A situação melhorou ou piorou no Pronto-Socorro (PS) do Hospital Universitário (HU) de Londrina, em relação ao que foi mostrado pela Folha ontem? Depende. Na dinâmica dos hospitais, em que pacientes chegam e partem a toda hora, notícias boas e más alternam-se com a mesma rapidez.
O número de internos diminuiu: ontem a relação era de 26 leitos oficiais para 42 pacientes, ante os 60 do dia anterior.
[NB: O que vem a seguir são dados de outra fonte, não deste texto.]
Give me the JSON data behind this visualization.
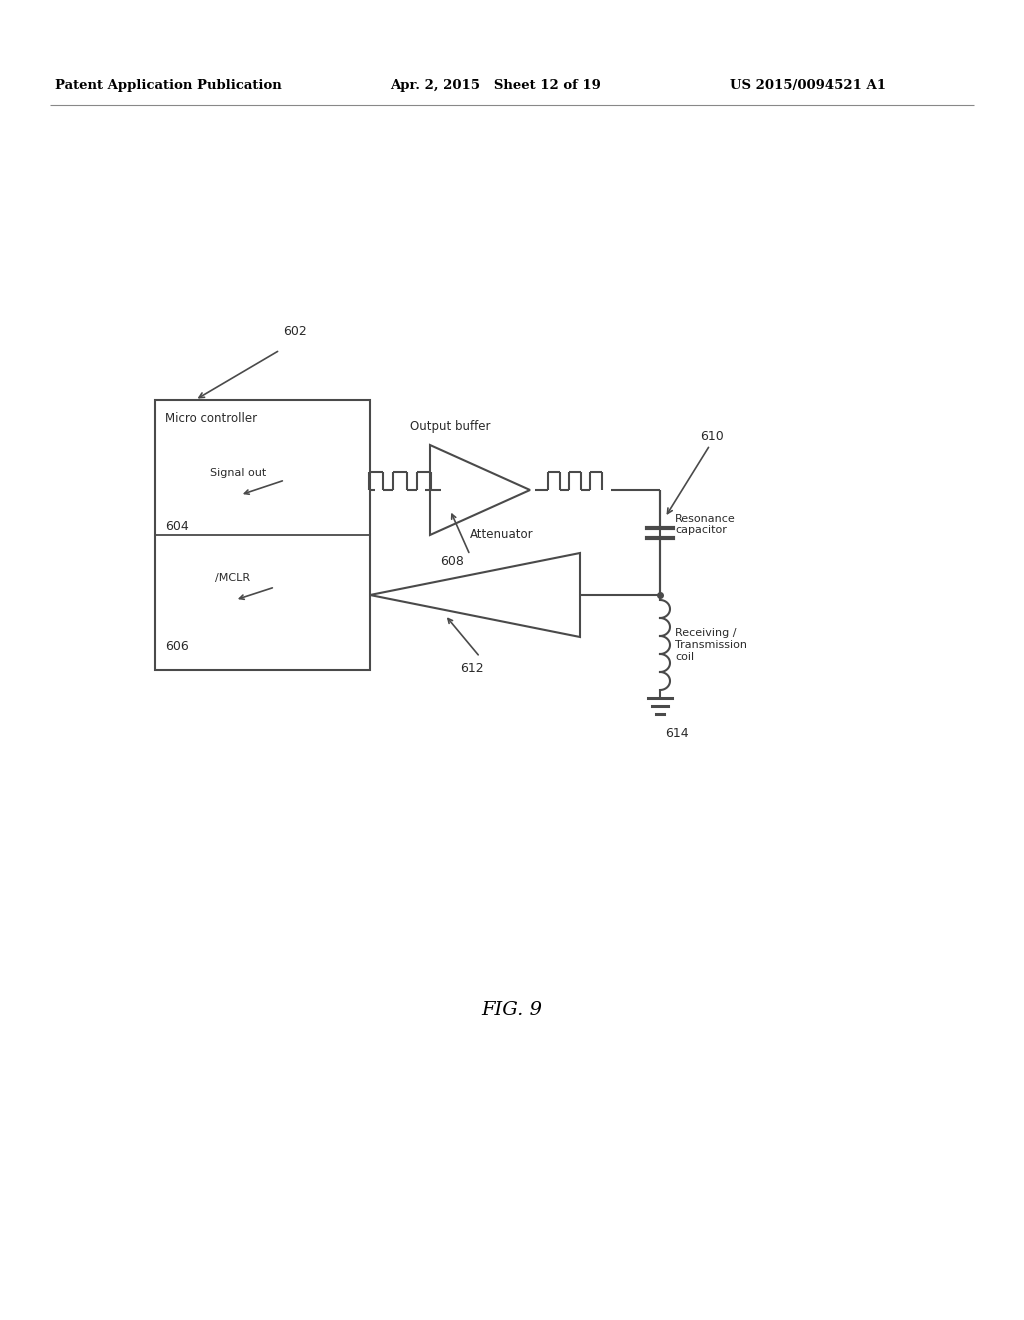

Entre estes, entretanto, surgiu um caso preocupante: um paciente com suspeita de meningite meningocócica (bacteriana), que não pôde ser isolado em condições adequadas. Ele foi colocado na sala de ortopedia, onde as atividades foram suspensas. Um outro interno está com meningite viral, um tipo menos grave da doença, e também foi isolado precariamente.
''Fizemos um isolamento improvisado, colocando os pacientes sozinhos, um em cada sala. Ambos estão bem, mas é claro que as condições não são ideais'', explicou o médico-plantonista Tercílio Turini, respondendo pelo PS do HU. Na edição de ontem da Folha, Turini, que também é vereador da Câmara de Londrina, já havia alertado que a superlotação expõe pacientes a riscos de morte.
Entre as doenças que mais comumente chegam ao PS, o plantonista citou casos de hipertensão, crises de bronquite e problemas cardíacos. O atendimento no setor continua restrito a casos de urgência e emergência; a recomendação é que os pacientes com problemas de saúde de menor gravidade procurem, em primeiro lugar, as Unidades Básicas de Saúde (UBSs). ''A divulgação pela imprensa da superlotação do HU até ajuda a atenuar o problema, porque reduz um pouco a procura espontânea ao hospital'', observou.
Embora alguns boxes de consulta do PS tenham sido liberados nos últimos dois dias devido à diminuição no número de internos, pacientes continuam instalados em macas nos corredores e cadeiras. Apesar do desconforto, alguns deles se mostram compreensivos com a situação. ''Estou aqui desde sábado, quando cheguei com cólica renal. Sei que os médicos fazem o possível e o impossível, e estou sendo muito bem tratado, mesmo nessa maca de corredor. É melhor estar aqui do que lá fora, esperando uma vaga com dor'', declarou o desempregado Hélio Gazola Júnior, 24.
Ontem pela manhã, chegava a três o número de internos da Unidade de Terapia Intensiva (UTI) que já haviam recebido alta mas não podiam ser transferidos para a internação por falta de leitos. Além do PS, a UTI (17 leitos) e a enfermaria do HU (75 leitos na ala masculina e 44 na feminina) não dispunham de nenhum leito desocupado ontem, de acordo com Turini.
A situação está bem menos complicada nos hospitais Santa Casa e Evangélico (HE), conforme informações fornecidas pelas duas instituições. No HE, a lotação do Pronto-Socorro era de 80% no início da tarde de ontem, com previsão de atingir 100% até à noite. Na Santa Casa, as 18 vagas do PS estavam ocupadas. Segundo a assessoria de imprensa do hospital, o setor chega a receber o dobro de pacientes.
De acordo com o coordenador do Serviço de Atendimento Móvel de Urgência (Samu) de Londrina, Antônio César Marçon, o encaminhamento dos casos de emergência que são noticiados ao programa é distribuído igualmente entre os hospitais. ''A superlotação no HU é agravada pelo fato de haver ali uma procura espontânea muito grande, que representa a maior parte dos atendimentos'', afirmou.